A mobile crane, its massive gripping arm raised like a scorpion’s tail, rolls up to a multicolored stack of shipping containers at the Pentalver storage yard near Felixstowe, the largest container port in Britain. The machine grabs the top box, backs up with a beep-beep-beep, and sets it down onto the asphalt with a clang. A worker in an orange safety vest kneels and, with a screeching spray of sparks, saws through the numbered steel bolt that seals the latch. The door swings open, and Jake Slinn, a lanky 22-year-old with a buzz cut and thick-rimmed black eyeglasses, steps forward to peer inside.
Slinn is a cargo salvage buyer. His two-man operation, JS Cargo & Freight Disposal, acquires containers filled with abandoned goods that shipping lines want to get rid of. And business is booming in his line of work. Snarls in the global supply chain have left an estimated 3 million containers idling on ships queued up at ports around the world, according to Niels Larsen, president of Air & Sea North America at DSV, a global transport and logistics company.

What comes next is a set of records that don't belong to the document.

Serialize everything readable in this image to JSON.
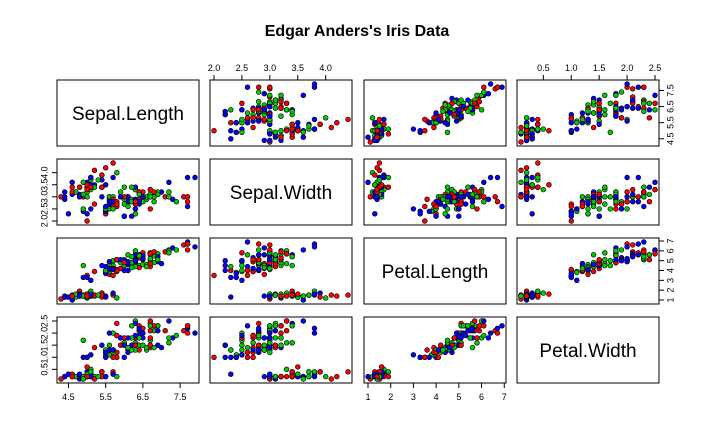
{
  "chart_data": {
    "type": "scatter",
    "title": "Edgar Anders's Iris Data",
    "variables": [
      "Sepal.Length",
      "Sepal.Width",
      "Petal.Length",
      "Petal.Width"
    ],
    "ranges": {
      "Sepal.Length": [
        4.3,
        7.9
      ],
      "Sepal.Width": [
        2.0,
        4.4
      ],
      "Petal.Length": [
        1.0,
        6.9
      ],
      "Petal.Width": [
        0.1,
        2.5
      ]
    },
    "ticks": {
      "Sepal.Length": [
        "4.5",
        "5.5",
        "6.5",
        "7.5"
      ],
      "Sepal.Width": [
        "2.0",
        "2.5",
        "3.0",
        "3.5",
        "4.0"
      ],
      "Petal.Length": [
        "1",
        "2",
        "3",
        "4",
        "5",
        "6",
        "7"
      ],
      "Petal.Width": [
        "0.5",
        "1.0",
        "1.5",
        "2.0",
        "2.5"
      ]
    },
    "colors": [
      "#ff0000",
      "#00cc00",
      "#0000ff"
    ],
    "series": [
      {
        "values": [
          [
            5.1,
            3.5,
            1.4,
            0.2
          ],
          [
            4.9,
            3.0,
            1.4,
            0.2
          ],
          [
            4.7,
            3.2,
            1.3,
            0.2
          ],
          [
            4.6,
            3.1,
            1.5,
            0.2
          ],
          [
            5.0,
            3.6,
            1.4,
            0.2
          ],
          [
            5.4,
            3.9,
            1.7,
            0.4
          ],
          [
            4.6,
            3.4,
            1.4,
            0.3
          ],
          [
            5.0,
            3.4,
            1.5,
            0.2
          ],
          [
            4.4,
            2.9,
            1.4,
            0.2
          ],
          [
            4.9,
            3.1,
            1.5,
            0.1
          ],
          [
            5.4,
            3.7,
            1.5,
            0.2
          ],
          [
            4.8,
            3.4,
            1.6,
            0.2
          ],
          [
            4.8,
            3.0,
            1.4,
            0.1
          ],
          [
            4.3,
            3.0,
            1.1,
            0.1
          ],
          [
            5.8,
            4.0,
            1.2,
            0.2
          ],
          [
            5.7,
            4.4,
            1.5,
            0.4
          ],
          [
            5.4,
            3.9,
            1.3,
            0.4
          ],
          [
            5.1,
            3.5,
            1.4,
            0.3
          ],
          [
            5.7,
            3.8,
            1.7,
            0.3
          ],
          [
            5.1,
            3.8,
            1.5,
            0.3
          ],
          [
            5.4,
            3.4,
            1.7,
            0.2
          ],
          [
            5.1,
            3.7,
            1.5,
            0.4
          ],
          [
            4.6,
            3.6,
            1.0,
            0.2
          ],
          [
            5.1,
            3.3,
            1.7,
            0.5
          ],
          [
            4.8,
            3.4,
            1.9,
            0.2
          ],
          [
            5.0,
            3.0,
            1.6,
            0.2
          ],
          [
            5.0,
            3.4,
            1.6,
            0.4
          ],
          [
            5.2,
            3.5,
            1.5,
            0.2
          ],
          [
            5.2,
            3.4,
            1.4,
            0.2
          ],
          [
            4.7,
            3.2,
            1.6,
            0.2
          ],
          [
            4.8,
            3.1,
            1.6,
            0.2
          ],
          [
            5.4,
            3.4,
            1.5,
            0.4
          ],
          [
            5.2,
            4.1,
            1.5,
            0.1
          ],
          [
            5.5,
            4.2,
            1.4,
            0.2
          ],
          [
            4.9,
            3.1,
            1.5,
            0.2
          ],
          [
            5.0,
            3.2,
            1.2,
            0.2
          ],
          [
            5.5,
            3.5,
            1.3,
            0.2
          ],
          [
            4.9,
            3.6,
            1.4,
            0.1
          ],
          [
            4.4,
            3.0,
            1.3,
            0.2
          ],
          [
            5.1,
            3.4,
            1.5,
            0.2
          ],
          [
            5.0,
            3.5,
            1.3,
            0.3
          ],
          [
            4.5,
            2.3,
            1.3,
            0.3
          ],
          [
            4.4,
            3.2,
            1.3,
            0.2
          ],
          [
            5.0,
            3.5,
            1.6,
            0.6
          ],
          [
            5.1,
            3.8,
            1.9,
            0.4
          ],
          [
            4.8,
            3.0,
            1.4,
            0.3
          ],
          [
            5.1,
            3.8,
            1.6,
            0.2
          ],
          [
            4.6,
            3.2,
            1.4,
            0.2
          ],
          [
            5.3,
            3.7,
            1.5,
            0.2
          ],
          [
            5.0,
            3.3,
            1.4,
            0.2
          ],
          [
            7.0,
            3.2,
            4.7,
            1.4
          ],
          [
            6.4,
            3.2,
            4.5,
            1.5
          ],
          [
            6.9,
            3.1,
            4.9,
            1.5
          ],
          [
            5.5,
            2.3,
            4.0,
            1.3
          ],
          [
            6.5,
            2.8,
            4.6,
            1.5
          ],
          [
            5.7,
            2.8,
            4.5,
            1.3
          ],
          [
            6.3,
            3.3,
            4.7,
            1.6
          ],
          [
            4.9,
            2.4,
            3.3,
            1.0
          ],
          [
            6.6,
            2.9,
            4.6,
            1.3
          ],
          [
            5.2,
            2.7,
            3.9,
            1.4
          ],
          [
            5.0,
            2.0,
            3.5,
            1.0
          ],
          [
            5.9,
            3.0,
            4.2,
            1.5
          ],
          [
            6.0,
            2.2,
            4.0,
            1.0
          ],
          [
            6.1,
            2.9,
            4.7,
            1.4
          ],
          [
            5.6,
            2.9,
            3.6,
            1.3
          ],
          [
            6.7,
            3.1,
            4.4,
            1.4
          ],
          [
            5.6,
            3.0,
            4.5,
            1.5
          ],
          [
            5.8,
            2.7,
            4.1,
            1.0
          ],
          [
            6.2,
            2.2,
            4.5,
            1.5
          ],
          [
            5.6,
            2.5,
            3.9,
            1.1
          ],
          [
            5.9,
            3.2,
            4.8,
            1.8
          ],
          [
            6.1,
            2.8,
            4.0,
            1.3
          ],
          [
            6.3,
            2.5,
            4.9,
            1.5
          ],
          [
            6.1,
            2.8,
            4.7,
            1.2
          ],
          [
            6.4,
            2.9,
            4.3,
            1.3
          ],
          [
            6.6,
            3.0,
            4.4,
            1.4
          ],
          [
            6.8,
            2.8,
            4.8,
            1.4
          ],
          [
            6.7,
            3.0,
            5.0,
            1.7
          ],
          [
            6.0,
            2.9,
            4.5,
            1.5
          ],
          [
            5.7,
            2.6,
            3.5,
            1.0
          ],
          [
            5.5,
            2.4,
            3.8,
            1.1
          ],
          [
            5.5,
            2.4,
            3.7,
            1.0
          ],
          [
            5.8,
            2.7,
            3.9,
            1.2
          ],
          [
            6.0,
            2.7,
            5.1,
            1.6
          ],
          [
            5.4,
            3.0,
            4.5,
            1.5
          ],
          [
            6.0,
            3.4,
            4.5,
            1.6
          ],
          [
            6.7,
            3.1,
            4.7,
            1.5
          ],
          [
            6.3,
            2.3,
            4.4,
            1.3
          ],
          [
            5.6,
            3.0,
            4.1,
            1.3
          ],
          [
            5.5,
            2.5,
            4.0,
            1.3
          ],
          [
            5.5,
            2.6,
            4.4,
            1.2
          ],
          [
            6.1,
            3.0,
            4.6,
            1.4
          ],
          [
            5.8,
            2.6,
            4.0,
            1.2
          ],
          [
            5.0,
            2.3,
            3.3,
            1.0
          ],
          [
            5.6,
            2.7,
            4.2,
            1.3
          ],
          [
            5.7,
            3.0,
            4.2,
            1.2
          ],
          [
            5.7,
            2.9,
            4.2,
            1.3
          ],
          [
            6.2,
            2.9,
            4.3,
            1.3
          ],
          [
            5.1,
            2.5,
            3.0,
            1.1
          ],
          [
            5.7,
            2.8,
            4.1,
            1.3
          ],
          [
            6.3,
            3.3,
            6.0,
            2.5
          ],
          [
            5.8,
            2.7,
            5.1,
            1.9
          ],
          [
            7.1,
            3.0,
            5.9,
            2.1
          ],
          [
            6.3,
            2.9,
            5.6,
            1.8
          ],
          [
            6.5,
            3.0,
            5.8,
            2.2
          ],
          [
            7.6,
            3.0,
            6.6,
            2.1
          ],
          [
            4.9,
            2.5,
            4.5,
            1.7
          ],
          [
            7.3,
            2.9,
            6.3,
            1.8
          ],
          [
            6.7,
            2.5,
            5.8,
            1.8
          ],
          [
            7.2,
            3.6,
            6.1,
            2.5
          ],
          [
            6.5,
            3.2,
            5.1,
            2.0
          ],
          [
            6.4,
            2.7,
            5.3,
            1.9
          ],
          [
            6.8,
            3.0,
            5.5,
            2.1
          ],
          [
            5.7,
            2.5,
            5.0,
            2.0
          ],
          [
            5.8,
            2.8,
            5.1,
            2.4
          ],
          [
            6.4,
            3.2,
            5.3,
            2.3
          ],
          [
            6.5,
            3.0,
            5.5,
            1.8
          ],
          [
            7.7,
            3.8,
            6.7,
            2.2
          ],
          [
            7.7,
            2.6,
            6.9,
            2.3
          ],
          [
            6.0,
            2.2,
            5.0,
            1.5
          ],
          [
            6.9,
            3.2,
            5.7,
            2.3
          ],
          [
            5.6,
            2.8,
            4.9,
            2.0
          ],
          [
            7.7,
            2.8,
            6.7,
            2.0
          ],
          [
            6.3,
            2.7,
            4.9,
            1.8
          ],
          [
            6.7,
            3.3,
            5.7,
            2.1
          ],
          [
            7.2,
            3.2,
            6.0,
            1.8
          ],
          [
            6.2,
            2.8,
            4.8,
            1.8
          ],
          [
            6.1,
            3.0,
            4.9,
            1.8
          ],
          [
            6.4,
            2.8,
            5.6,
            2.1
          ],
          [
            7.2,
            3.0,
            5.8,
            1.6
          ],
          [
            7.4,
            2.8,
            6.1,
            1.9
          ],
          [
            7.9,
            3.8,
            6.4,
            2.0
          ],
          [
            6.4,
            2.8,
            5.6,
            2.2
          ],
          [
            6.3,
            2.8,
            5.1,
            1.5
          ],
          [
            6.1,
            2.6,
            5.6,
            1.4
          ],
          [
            7.7,
            3.0,
            6.1,
            2.3
          ],
          [
            6.3,
            3.4,
            5.6,
            2.4
          ],
          [
            6.4,
            3.1,
            5.5,
            1.8
          ],
          [
            6.0,
            3.0,
            4.8,
            1.8
          ],
          [
            6.9,
            3.1,
            5.4,
            2.1
          ],
          [
            6.7,
            3.1,
            5.6,
            2.4
          ],
          [
            6.9,
            3.1,
            5.1,
            2.3
          ],
          [
            5.8,
            2.7,
            5.1,
            1.9
          ],
          [
            6.8,
            3.2,
            5.9,
            2.3
          ],
          [
            6.7,
            3.3,
            5.7,
            2.5
          ],
          [
            6.7,
            3.0,
            5.2,
            2.3
          ],
          [
            6.3,
            2.5,
            5.0,
            1.9
          ],
          [
            6.5,
            3.0,
            5.2,
            2.0
          ],
          [
            6.2,
            3.4,
            5.4,
            2.3
          ],
          [
            5.9,
            3.0,
            5.1,
            1.8
          ]
        ]
      }
    ],
    "point_colors": "randomly assigned per point from colors (shuffled mix of red, green, blue)"
  }
}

“When a product doesn’t reach its destination for a period of time, it often loses the value that it originally had,” says Tom Enders, owner of Michigan-based Salvage Groups Inc. When that happens, customers sometimes refuse to accept the goods; other times they simply abandon them. In either case, “shipping lines can contact a company like ours to recover as much value from it as they can,” he says.